What Did the Court Say?
The Court reasoned that when Congress enacted the Fair Labor Standards Act’s so-called “white collar exemptions,” it intended to exempt from the FLSA’s minimum wage and overtime rules, workers who performed executive, administrative, and professional (“EAP”) duties. It ruled that while Congress gave DOL the authority to “define and delimit” what types of duties might qualify as EAP duties, “nothing in the EAP exemption indicates that Congress intended the [DOL] to define and delimit with respect to a minimum salary level.” The Court found that DOL had essentially supplanted the EAP duties test by extending the EAP exemptions only to those paid a weekly salary of at least $913 per week ($47 476 annually).
Quoting from the DOL’s Final Rule itself, the Court noted “white collar employees . . . earning less than $913 per week will not qualify [under the new rule] for the EAP exemption, and therefore will be eligible for overtime regardless of their job duties and responsibilities.” Thus, the Court found the new rule had the effect of denying the exemption to employees being paid a salary less than $47,476 even though those employees performed exempt EAP duties. This, according to the Court, violated Congress’s intent to exempt all employees who performed EAP duties, rendering the new rule unlawful.

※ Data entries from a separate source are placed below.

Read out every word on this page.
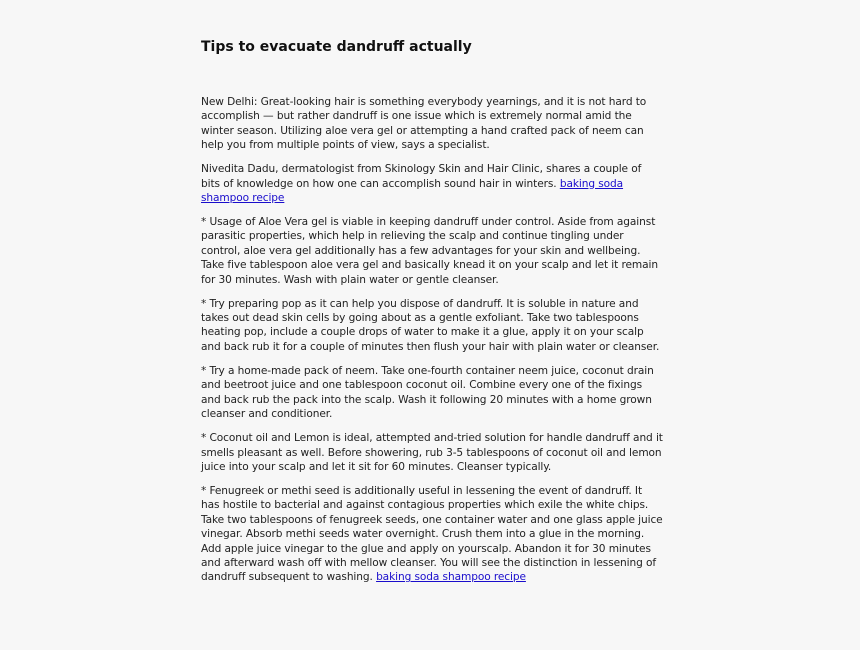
Tips to evacuate dandruff actually

New Delhi: Great-looking hair is something everybody yearnings, and it is not hard to accomplish — but rather dandruff is one issue which is extremely normal amid the winter season. Utilizing aloe vera gel or attempting a hand crafted pack of neem can help you from multiple points of view, says a specialist.

Nivedita Dadu, dermatologist from Skinology Skin and Hair Clinic, shares a couple of bits of knowledge on how one can accomplish sound hair in winters. baking soda shampoo recipe

* Usage of Aloe Vera gel is viable in keeping dandruff under control. Aside from against parasitic properties, which help in relieving the scalp and continue tingling under control, aloe vera gel additionally has a few advantages for your skin and wellbeing. Take five tablespoon aloe vera gel and basically knead it on your scalp and let it remain for 30 minutes. Wash with plain water or gentle cleanser.

* Try preparing pop as it can help you dispose of dandruff. It is soluble in nature and takes out dead skin cells by going about as a gentle exfoliant. Take two tablespoons heating pop, include a couple drops of water to make it a glue, apply it on your scalp and back rub it for a couple of minutes then flush your hair with plain water or cleanser.

* Try a home-made pack of neem. Take one-fourth container neem juice, coconut drain and beetroot juice and one tablespoon coconut oil. Combine every one of the fixings and back rub the pack into the scalp. Wash it following 20 minutes with a home grown cleanser and conditioner.

* Coconut oil and Lemon is ideal, attempted and-tried solution for handle dandruff and it smells pleasant as well. Before showering, rub 3-5 tablespoons of coconut oil and lemon juice into your scalp and let it sit for 60 minutes. Cleanser typically.

* Fenugreek or methi seed is additionally useful in lessening the event of dandruff. It has hostile to bacterial and against contagious properties which exile the white chips. Take two tablespoons of fenugreek seeds, one container water and one glass apple juice vinegar. Absorb methi seeds water overnight. Crush them into a glue in the morning. Add apple juice vinegar to the glue and apply on yourscalp. Abandon it for 30 minutes and afterward wash off with mellow cleanser. You will see the distinction in lessening of dandruff subsequent to washing. baking soda shampoo recipe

The Court was careful to note that it was not limiting the ability of the DOL to utilize a salary-level test entirely; rather, it was focused on whether the amended salary-level the DOL utilized in this instance was unlawful. Although speaking from the Eastern District of Texas, the judge issued the enforcement ban on a nationwide basis impacting all employers.
Thanks for the legal analysis, but what I really care about is what I should do now!
The Legal Implications
Legally, for most employers, there is nothing further you need to do, and you can, for all intents and purposes, just sit tight. For one thing, the injunction could be appealed to the Fifth Circuit or the Supreme Court and that could take some time. We haven’t even heard from DOL what it plans to do next, including whether it plans to appeal. It is still considering its options.

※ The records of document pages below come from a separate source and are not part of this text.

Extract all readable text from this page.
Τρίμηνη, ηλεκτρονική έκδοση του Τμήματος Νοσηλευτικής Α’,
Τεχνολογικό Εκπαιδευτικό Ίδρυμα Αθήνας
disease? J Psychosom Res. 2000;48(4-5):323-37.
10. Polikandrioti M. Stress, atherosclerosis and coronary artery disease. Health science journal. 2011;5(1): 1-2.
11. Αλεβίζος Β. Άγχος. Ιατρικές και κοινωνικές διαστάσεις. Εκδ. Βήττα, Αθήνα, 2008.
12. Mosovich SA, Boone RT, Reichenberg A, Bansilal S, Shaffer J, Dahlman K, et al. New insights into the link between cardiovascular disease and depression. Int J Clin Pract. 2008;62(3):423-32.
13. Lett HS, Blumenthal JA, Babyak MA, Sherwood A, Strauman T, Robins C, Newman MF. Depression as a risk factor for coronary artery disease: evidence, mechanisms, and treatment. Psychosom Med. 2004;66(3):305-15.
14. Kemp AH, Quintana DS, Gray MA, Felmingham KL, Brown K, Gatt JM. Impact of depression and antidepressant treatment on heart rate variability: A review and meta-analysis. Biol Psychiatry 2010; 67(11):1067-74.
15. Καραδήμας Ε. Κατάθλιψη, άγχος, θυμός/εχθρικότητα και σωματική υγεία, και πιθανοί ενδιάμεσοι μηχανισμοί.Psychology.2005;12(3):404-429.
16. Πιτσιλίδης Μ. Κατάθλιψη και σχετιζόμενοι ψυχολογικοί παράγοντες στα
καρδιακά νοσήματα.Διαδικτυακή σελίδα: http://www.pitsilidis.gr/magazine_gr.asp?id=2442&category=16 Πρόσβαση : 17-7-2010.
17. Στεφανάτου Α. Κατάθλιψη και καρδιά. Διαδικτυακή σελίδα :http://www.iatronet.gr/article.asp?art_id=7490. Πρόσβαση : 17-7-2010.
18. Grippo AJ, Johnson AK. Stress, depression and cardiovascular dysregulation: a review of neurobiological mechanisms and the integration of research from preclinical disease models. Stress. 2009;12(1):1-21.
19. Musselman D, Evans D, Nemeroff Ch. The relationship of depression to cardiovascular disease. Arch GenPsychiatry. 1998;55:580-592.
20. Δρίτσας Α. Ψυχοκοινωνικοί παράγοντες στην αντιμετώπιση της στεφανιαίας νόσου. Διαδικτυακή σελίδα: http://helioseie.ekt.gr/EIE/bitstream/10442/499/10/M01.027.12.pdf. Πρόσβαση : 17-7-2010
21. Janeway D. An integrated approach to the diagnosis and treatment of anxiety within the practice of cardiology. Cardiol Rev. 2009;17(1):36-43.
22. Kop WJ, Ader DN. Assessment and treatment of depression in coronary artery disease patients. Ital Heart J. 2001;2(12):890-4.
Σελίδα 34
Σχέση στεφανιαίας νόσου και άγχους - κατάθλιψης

Further, this ruling will not impact employers’ need to comply with applicable state law, where it differs from the federal law. For example, California and New York’s minimum salary levels are scheduled to increase in the coming years regardless of what happens to the DOL’s overtime rule.

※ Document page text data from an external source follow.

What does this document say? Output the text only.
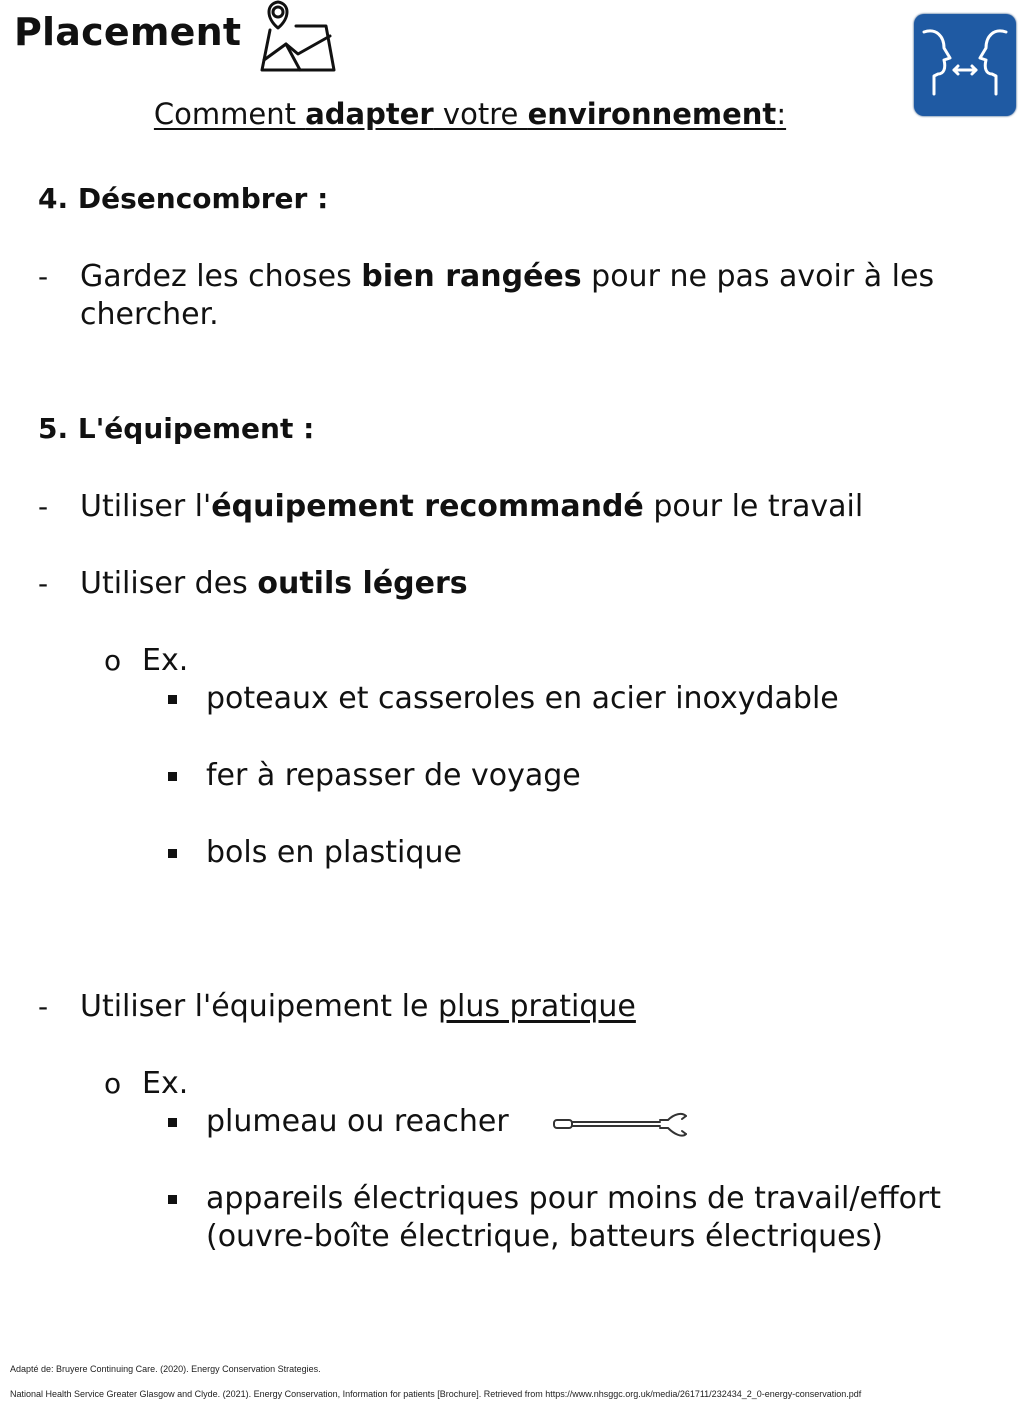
Placement
Comment adapter votre environnement:
4. Désencombrer :
- Gardez les choses bien rangées pour ne pas avoir à les
chercher.
5. L'équipement :
- Utiliser l'équipement recommandé pour le travail
- Utiliser des outils légers
o Ex.
poteaux et casseroles en acier inoxydable
fer à repasser de voyage
bols en plastique
- Utiliser l'équipement le plus pratique
o Ex.
plumeau ou reacher
appareils électriques pour moins de travail/effort
(ouvre-boîte électrique, batteurs électriques)
Adapté de: Bruyere Continuing Care. (2020). Energy Conservation Strategies.
National Health Service Greater Glasgow and Clyde. (2021). Energy Conservation, Information for patients [Brochure]. Retrieved from https://www.nhsggc.org.uk/media/261711/232434_2_0-energy-conservation.pdf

For those employers who were utilizing the new rule as an opportunity to conduct a more thorough audit of your classification decisions with a focus on the job duties test, which the new rule did not propose to change, we advise that you consult with counsel regarding next steps with respect to those audits. Regardless of whether the rule ever goes into effect, if you misapply the job duties test and thereby misclassify employees, it could be very costly.
Lastly, employers must understand that reversing course must be a forward, not backward, looking exercise. You cannot try to recoup any wages previously paid to employees, whether in the form of a salary raise or in additional overtime, without facing potential wage and hour violations.
Other Factors to Consider
Employers must also consider the business implications of unwinding the changes you have already made or announced you would make. Consider what costs would be incurred in the form of lower employee morale, productivity and turnover and any administrative costs you will incur, if the changes are rolled back. Would the employee welcome being converted back to overtime exempt? For example, some may value the long-term career growth opportunity over the short-term bump in overtime pay. If you raised salaries, how would the employee react to reducing that salary back to its previous level? If those costs will outweigh the labor cost savings you will enjoy, think twice before switching course. Consider also whether reversing course will put you at a competitive disadvantage as to your industry peers who may have committed to keep the changes in place. The same goes for employers who have not made any changes or notified employees about any contemplated changes to date. These employers must ask if continuing to “do nothing,” will it make them less competitive in the market.
Further, employers should consider whether their employees will be talking about this new development at the water cooler or over social media. Consider whether it makes sense to send an appropriately-tailored communication to the workforce or an appropriate segment of the workforce that aligns expectations accordingly. Try to use this as an employee relations opportunity in the face of the uncertainty created by this decision, including where employees may have spent months developing certain expectations and engaging in financial planning.